Comparative Analysis of CNN, ResNet50, and Vision Transformer Architectures for Brain Tumor Classification from MRI Images

Authors

  • Matthieu Kayembe Université de Kinshasa
  • Franklin Mwamba Institut de Recherche en Sciences de la Santé
  • Pierre Kafunda Université de Kinshasa
  • Fiston Oshasha General Commissariat for Atomic Energy, Regional Center for Nuclear Studies of Kinshasa
  • John Poma Université de Kinshasa

DOI:

https://doi.org/10.30871/jaic.v10i3.12699

Keywords:

Medical image classification, Brain MRI, CNN, ResNet50, Vision Transformer, Deep Learning, Brain tumors

Abstract

The classification of brain tumors from Magnetic Resonance Imaging (MRI) is a crucial task in computer-aided medical diagnosis. Recent advances in deep learning have significantly improved performance in this domain.

In this work, a comparative analysis of three architectures is conducted: a Convolutional Neural Network (CNN) trained from scratch, a transfer learning-based model using ResNet50, and a Vision Transformer (ViT). The models are evaluated on a multi-class dataset containing four categories: glioma, meningioma, pituitary tumor, and no tumor.
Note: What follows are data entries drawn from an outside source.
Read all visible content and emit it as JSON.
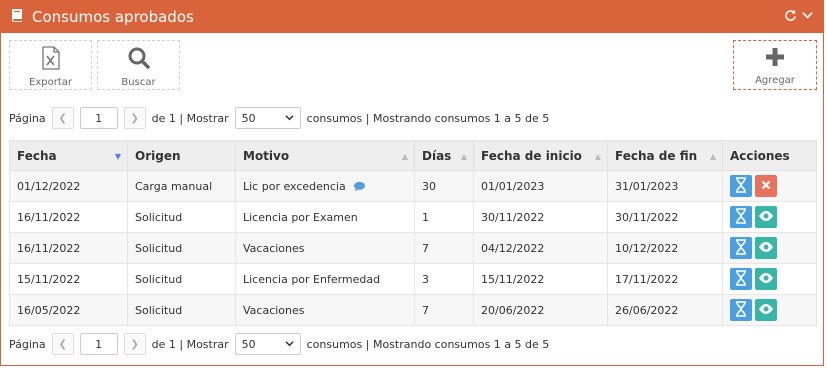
{
  "header": {
    "title": "Consumos aprobados",
    "colors": {
      "header_bg": "#d9633a"
    }
  },
  "toolbar": {
    "export_label": "Exportar",
    "search_label": "Buscar",
    "add_label": "Agregar"
  },
  "pagination": {
    "page_label": "Página",
    "page_value": "1",
    "of_label": "de 1 | Mostrar",
    "page_size": "50",
    "summary": "consumos | Mostrando consumos 1 a 5 de 5"
  },
  "table": {
    "columns": [
      "Fecha",
      "Origen",
      "Motivo",
      "Días",
      "Fecha de inicio",
      "Fecha de fin",
      "Acciones"
    ],
    "rows": [
      {
        "fecha": "01/12/2022",
        "origen": "Carga manual",
        "motivo": "Lic por excedencia",
        "dias": "30",
        "inicio": "01/01/2023",
        "fin": "31/01/2023",
        "has_comment": true,
        "actions": [
          "hourglass-icon",
          "close-icon"
        ]
      },
      {
        "fecha": "16/11/2022",
        "origen": "Solicitud",
        "motivo": "Licencia por Examen",
        "dias": "1",
        "inicio": "30/11/2022",
        "fin": "30/11/2022",
        "actions": [
          "hourglass-icon",
          "eye-icon"
        ]
      },
      {
        "fecha": "16/11/2022",
        "origen": "Solicitud",
        "motivo": "Vacaciones",
        "dias": "7",
        "inicio": "04/12/2022",
        "fin": "10/12/2022",
        "actions": [
          "hourglass-icon",
          "eye-icon"
        ]
      },
      {
        "fecha": "15/11/2022",
        "origen": "Solicitud",
        "motivo": "Licencia por Enfermedad",
        "dias": "3",
        "inicio": "15/11/2022",
        "fin": "17/11/2022",
        "actions": [
          "hourglass-icon",
          "eye-icon"
        ]
      },
      {
        "fecha": "16/05/2022",
        "origen": "Solicitud",
        "motivo": "Vacaciones",
        "dias": "7",
        "inicio": "20/06/2022",
        "fin": "26/06/2022",
        "actions": [
          "hourglass-icon",
          "eye-icon"
        ]
      }
    ]
  }
}
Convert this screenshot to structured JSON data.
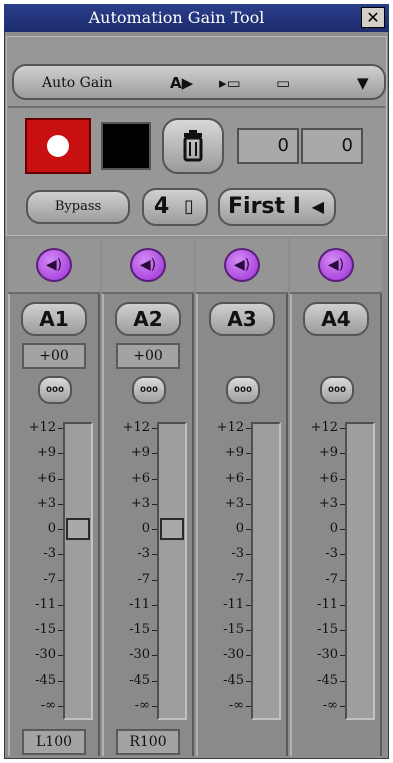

Experimental results show that the CNN achieves limited performance with moderate generalization capability. The ResNet50 model reaches high accuracy during training but suffers from severe overfitting, leading to a significant drop in performance on the test set. In contrast, the Vision Transformer achieves the best overall performance, with a test accuracy of 0.76 and a good balance between precision and recall.

These results highlight the effectiveness of Transformer-based architectures for complex medical image classification tasks.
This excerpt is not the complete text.